My recommendations for Honfleur, a charming town not far from Trouville-Deauville, are based on my most recent trip and one that I made seven years ago.
- Walk everywhere – Honfleur itself is the principal attraction. Stroll around the port! But don’t spend all your time in this heavily touristed area. Meander up and down its narrow streets. Take pictures of window boxes. If you get lost, don’t worry; head downhill to get back to the port.
- Le musée Eugène Boudin – Boudin, a friend of Monet, is credited as being the father of the open-air movement that marked the Impressionist movement. The museum has a decent permanent collection of Boudin’s works and hosts special exhibits. I missed the opening of the new one by just a couple of days (part of the Normandy-wide celebration of Impressionism). On the other hand, I’d skip the Satie museum. It certainly is surreal!
- La Tortue – I ate here both times I was in Honfleur, but the chef had changed, so that almost counts as being adventurous in my books. My meal was delicious and artfully presented both times I ate there. La Tortue (lah tor-tyue) means “the turtle” but there were no terrapins on the menu. (Fine with me!)

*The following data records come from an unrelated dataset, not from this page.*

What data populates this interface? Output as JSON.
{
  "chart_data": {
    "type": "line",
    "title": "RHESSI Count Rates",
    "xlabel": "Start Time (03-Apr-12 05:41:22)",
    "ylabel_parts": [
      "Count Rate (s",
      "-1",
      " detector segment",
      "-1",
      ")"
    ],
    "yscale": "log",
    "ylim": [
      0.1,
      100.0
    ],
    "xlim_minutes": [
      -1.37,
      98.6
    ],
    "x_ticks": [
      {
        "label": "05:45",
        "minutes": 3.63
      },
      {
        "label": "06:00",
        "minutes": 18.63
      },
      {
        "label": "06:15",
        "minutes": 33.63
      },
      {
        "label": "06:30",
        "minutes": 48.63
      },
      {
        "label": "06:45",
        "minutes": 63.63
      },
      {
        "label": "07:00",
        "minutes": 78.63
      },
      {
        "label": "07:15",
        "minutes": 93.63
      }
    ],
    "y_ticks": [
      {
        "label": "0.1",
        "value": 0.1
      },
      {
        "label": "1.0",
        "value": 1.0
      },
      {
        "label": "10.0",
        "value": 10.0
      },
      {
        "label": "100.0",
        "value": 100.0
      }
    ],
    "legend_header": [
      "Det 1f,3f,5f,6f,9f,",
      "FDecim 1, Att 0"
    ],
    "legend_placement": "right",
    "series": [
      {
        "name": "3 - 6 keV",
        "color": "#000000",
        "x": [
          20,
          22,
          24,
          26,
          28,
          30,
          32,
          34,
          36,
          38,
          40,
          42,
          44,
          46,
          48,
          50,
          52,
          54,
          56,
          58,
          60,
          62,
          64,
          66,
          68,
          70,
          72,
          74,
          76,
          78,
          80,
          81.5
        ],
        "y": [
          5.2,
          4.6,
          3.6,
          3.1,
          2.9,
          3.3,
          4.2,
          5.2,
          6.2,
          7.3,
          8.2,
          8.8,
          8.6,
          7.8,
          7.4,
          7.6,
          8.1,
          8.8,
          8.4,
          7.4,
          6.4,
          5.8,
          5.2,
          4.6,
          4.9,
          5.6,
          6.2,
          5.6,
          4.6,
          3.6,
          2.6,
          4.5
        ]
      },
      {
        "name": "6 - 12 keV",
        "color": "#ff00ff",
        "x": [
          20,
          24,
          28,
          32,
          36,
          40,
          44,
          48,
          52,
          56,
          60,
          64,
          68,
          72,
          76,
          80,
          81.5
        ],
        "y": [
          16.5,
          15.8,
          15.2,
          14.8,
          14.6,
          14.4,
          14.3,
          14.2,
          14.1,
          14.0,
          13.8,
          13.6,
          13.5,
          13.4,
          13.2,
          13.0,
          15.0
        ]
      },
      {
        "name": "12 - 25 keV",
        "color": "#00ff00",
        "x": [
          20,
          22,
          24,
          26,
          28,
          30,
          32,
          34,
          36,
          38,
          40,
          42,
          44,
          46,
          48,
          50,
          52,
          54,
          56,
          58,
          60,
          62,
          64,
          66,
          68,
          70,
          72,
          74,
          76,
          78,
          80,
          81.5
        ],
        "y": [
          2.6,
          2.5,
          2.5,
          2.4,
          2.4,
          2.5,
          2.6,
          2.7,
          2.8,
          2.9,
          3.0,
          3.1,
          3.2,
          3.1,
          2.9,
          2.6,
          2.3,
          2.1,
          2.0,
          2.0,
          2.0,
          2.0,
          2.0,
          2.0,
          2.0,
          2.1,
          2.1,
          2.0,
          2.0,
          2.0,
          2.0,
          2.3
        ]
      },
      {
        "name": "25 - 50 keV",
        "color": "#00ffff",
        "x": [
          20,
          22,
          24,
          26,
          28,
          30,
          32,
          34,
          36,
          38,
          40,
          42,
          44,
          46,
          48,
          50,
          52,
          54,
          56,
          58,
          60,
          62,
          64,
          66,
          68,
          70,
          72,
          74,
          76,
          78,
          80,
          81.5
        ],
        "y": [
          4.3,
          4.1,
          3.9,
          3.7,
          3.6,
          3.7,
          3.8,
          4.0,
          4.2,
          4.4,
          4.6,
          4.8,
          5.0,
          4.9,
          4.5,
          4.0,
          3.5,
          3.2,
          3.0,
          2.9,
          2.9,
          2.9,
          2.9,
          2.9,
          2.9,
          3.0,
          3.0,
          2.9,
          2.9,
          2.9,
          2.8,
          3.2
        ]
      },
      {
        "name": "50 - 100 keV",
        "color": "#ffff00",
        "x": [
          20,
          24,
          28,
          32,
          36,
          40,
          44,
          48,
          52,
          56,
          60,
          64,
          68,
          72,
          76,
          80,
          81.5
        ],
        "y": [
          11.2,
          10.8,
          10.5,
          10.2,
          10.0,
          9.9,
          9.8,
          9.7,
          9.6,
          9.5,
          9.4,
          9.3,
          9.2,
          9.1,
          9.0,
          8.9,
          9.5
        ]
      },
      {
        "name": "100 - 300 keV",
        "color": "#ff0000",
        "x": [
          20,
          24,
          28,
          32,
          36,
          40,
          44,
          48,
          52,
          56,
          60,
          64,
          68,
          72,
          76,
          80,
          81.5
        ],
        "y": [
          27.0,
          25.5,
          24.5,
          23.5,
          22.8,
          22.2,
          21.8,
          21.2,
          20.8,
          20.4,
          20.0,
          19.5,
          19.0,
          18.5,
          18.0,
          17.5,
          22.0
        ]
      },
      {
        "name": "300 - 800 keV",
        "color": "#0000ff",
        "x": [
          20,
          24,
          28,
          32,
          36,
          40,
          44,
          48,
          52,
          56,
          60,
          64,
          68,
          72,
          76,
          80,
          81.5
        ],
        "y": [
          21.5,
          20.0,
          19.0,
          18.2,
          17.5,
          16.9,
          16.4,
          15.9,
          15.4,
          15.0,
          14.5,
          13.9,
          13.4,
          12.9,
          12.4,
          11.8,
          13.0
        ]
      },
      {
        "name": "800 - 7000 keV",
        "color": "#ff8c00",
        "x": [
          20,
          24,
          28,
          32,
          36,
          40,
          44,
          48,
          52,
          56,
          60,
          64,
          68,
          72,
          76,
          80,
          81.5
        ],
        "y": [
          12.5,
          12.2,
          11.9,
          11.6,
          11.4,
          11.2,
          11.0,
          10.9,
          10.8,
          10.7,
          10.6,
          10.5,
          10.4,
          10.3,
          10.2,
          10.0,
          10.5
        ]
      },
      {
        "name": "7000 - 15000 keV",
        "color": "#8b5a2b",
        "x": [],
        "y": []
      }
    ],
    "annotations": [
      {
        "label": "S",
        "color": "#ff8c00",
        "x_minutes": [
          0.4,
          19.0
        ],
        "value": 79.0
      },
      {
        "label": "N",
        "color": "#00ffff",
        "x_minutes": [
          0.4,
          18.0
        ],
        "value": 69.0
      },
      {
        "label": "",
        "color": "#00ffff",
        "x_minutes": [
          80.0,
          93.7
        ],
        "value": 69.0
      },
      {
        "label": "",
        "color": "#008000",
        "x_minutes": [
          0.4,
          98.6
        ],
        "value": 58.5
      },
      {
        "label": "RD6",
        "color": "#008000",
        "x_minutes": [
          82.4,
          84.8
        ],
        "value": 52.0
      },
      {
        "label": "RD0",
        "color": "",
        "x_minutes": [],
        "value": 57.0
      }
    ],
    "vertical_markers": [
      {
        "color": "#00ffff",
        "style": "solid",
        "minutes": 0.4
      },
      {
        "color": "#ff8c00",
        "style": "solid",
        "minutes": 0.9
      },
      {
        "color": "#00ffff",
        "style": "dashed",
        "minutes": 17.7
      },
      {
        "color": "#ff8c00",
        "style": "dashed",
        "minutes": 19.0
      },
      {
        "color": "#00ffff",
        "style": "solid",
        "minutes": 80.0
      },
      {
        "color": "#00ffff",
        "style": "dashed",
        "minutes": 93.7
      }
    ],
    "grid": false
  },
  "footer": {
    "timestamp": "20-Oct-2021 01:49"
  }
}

- Saint Catherine’s Church – If the interior of this wooden church reminds you of the hull of two boats lashed together, that’s because it was built by boat builders rather than ecclesiastical architects. One “hull” was built in the 15th century and the other a hundred years later. The bell tower is at a slight distance and you can mount to the top for an overview of the town.
- Boat Tour – A 45-minute boat ride takes you under the stunning Normandy Bridge and gives a wonderful overview of the Seine estuary. Touristy, but worth it.

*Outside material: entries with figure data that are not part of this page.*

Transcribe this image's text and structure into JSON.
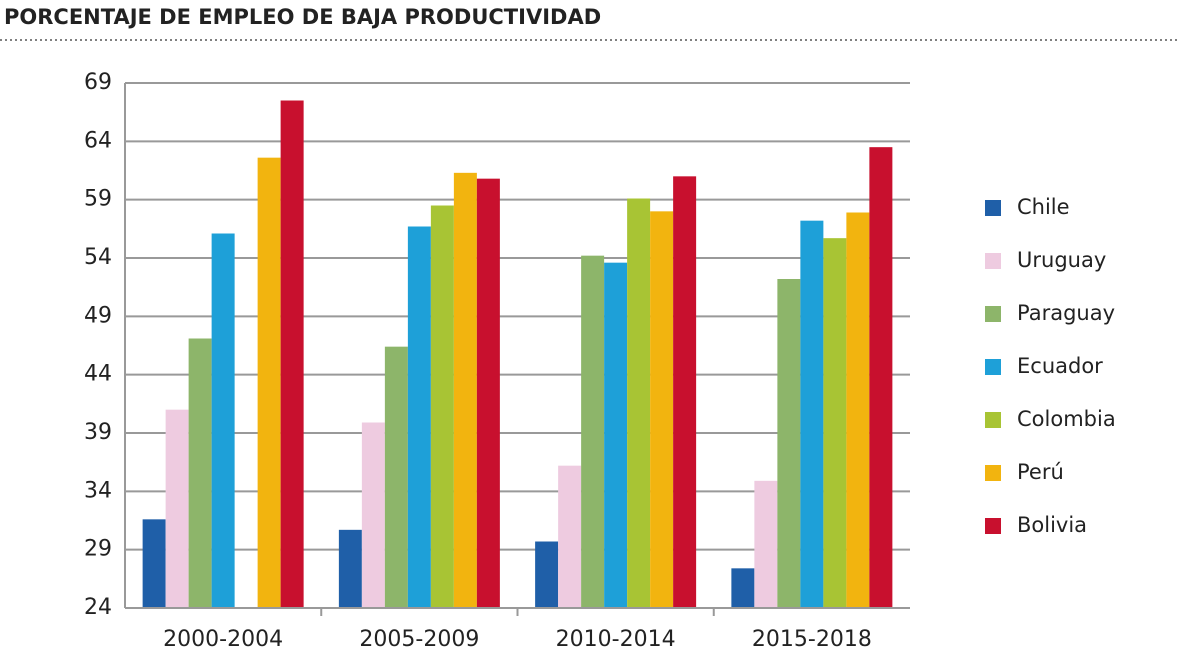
{
  "chart_data": {
    "type": "bar",
    "title": "PORCENTAJE DE EMPLEO DE BAJA PRODUCTIVIDAD",
    "categories": [
      "2000-2004",
      "2005-2009",
      "2010-2014",
      "2015-2018"
    ],
    "series": [
      {
        "name": "Chile",
        "color": "#1f5fa8",
        "values": [
          31.6,
          30.7,
          29.7,
          27.4
        ]
      },
      {
        "name": "Uruguay",
        "color": "#eecbe0",
        "values": [
          41.0,
          39.9,
          36.2,
          34.9
        ]
      },
      {
        "name": "Paraguay",
        "color": "#8db56a",
        "values": [
          47.1,
          46.4,
          54.2,
          52.2
        ]
      },
      {
        "name": "Ecuador",
        "color": "#1ea0d8",
        "values": [
          56.1,
          56.7,
          53.6,
          57.2
        ]
      },
      {
        "name": "Colombia",
        "color": "#a8c434",
        "values": [
          null,
          58.5,
          59.1,
          55.7
        ]
      },
      {
        "name": "Perú",
        "color": "#f2b40f",
        "values": [
          62.6,
          61.3,
          58.0,
          57.9
        ]
      },
      {
        "name": "Bolivia",
        "color": "#c8102e",
        "values": [
          67.5,
          60.8,
          61.0,
          63.5
        ]
      }
    ],
    "ylim": [
      24,
      69
    ],
    "yticks": [
      24,
      29,
      34,
      39,
      44,
      49,
      54,
      59,
      64,
      69
    ],
    "grid": true,
    "legend": "right"
  }
}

Because the holiday season was not yet fully underway during my recent trip to Trouville-Deauville, it seemed as though most of the shops and restaurants were closed when I arrived on a Monday afternoon. As I got closer to the weekend, more shutters were folded back and more options were available. One of those was a tiny, informal restaurant within view of the ocean. Les Affiches (layz a-feesh) means “the posters” (6 rue de Paris, Trouville) and its unprepossessing décor was some dog-eared posters.

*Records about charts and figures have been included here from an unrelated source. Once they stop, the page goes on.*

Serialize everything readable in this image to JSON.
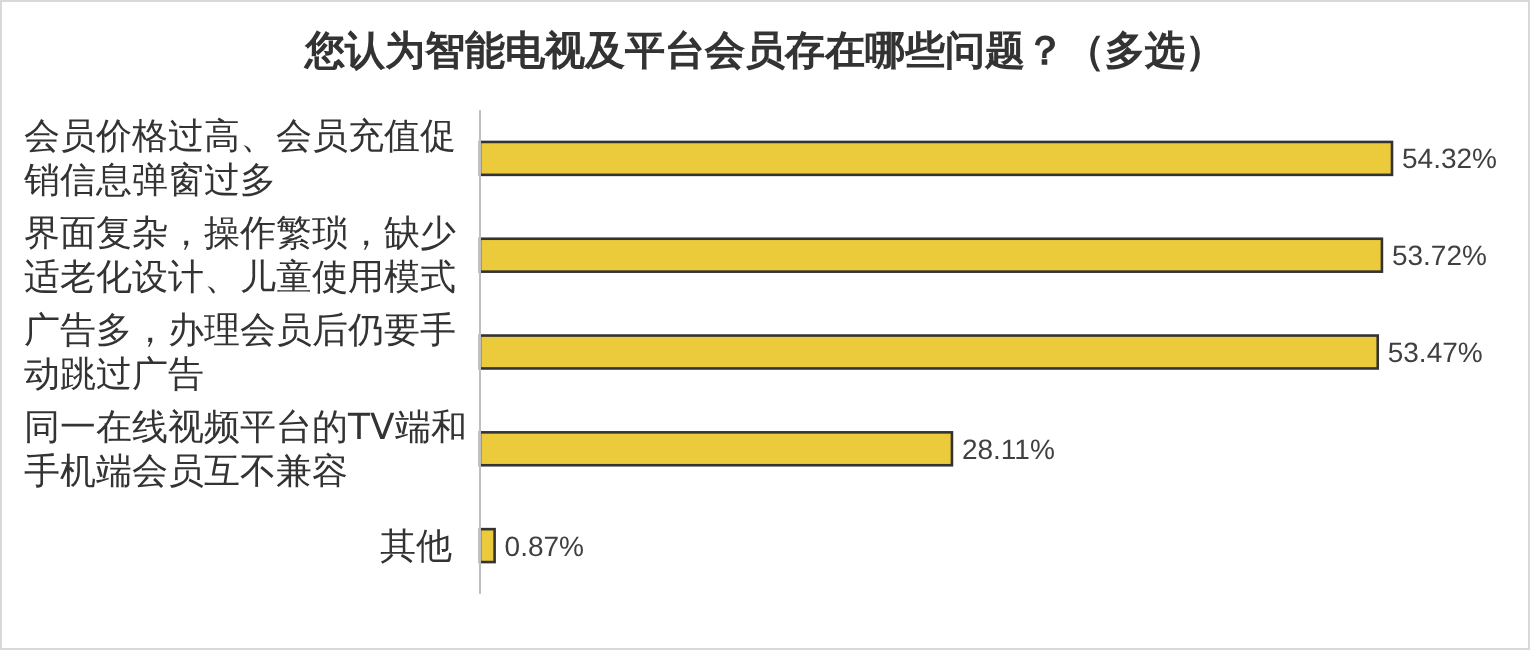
{
  "chart_data": {
    "type": "bar",
    "orientation": "horizontal",
    "title": "您认为智能电视及平台会员存在哪些问题？（多选）",
    "categories": [
      "会员价格过高、会员充值促销信息弹窗过多",
      "界面复杂，操作繁琐，缺少适老化设计、儿童使用模式",
      "广告多，办理会员后仍要手动跳过广告",
      "同一在线视频平台的TV端和手机端会员互不兼容",
      "其他"
    ],
    "values": [
      54.32,
      53.72,
      53.47,
      28.11,
      0.87
    ],
    "value_labels": [
      "54.32%",
      "53.72%",
      "53.47%",
      "28.11%",
      "0.87%"
    ],
    "color": "#ebcb3c"
  }
}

There were seats for about twenty-five guests and I was lucky enough to snag one for lunch. I had probably the most delicious appetizer of my life – a mixture of tomatoes and melons, with chèvre “ice-cream” – followed by a delicious white fish. There is no fixed menu; it’s all based on what’s in the market. It was an exceptional lunch. When I walked by Les Affiches during the dinner hour, they had a sign out announcing that they were fully booked. I’m not surprised.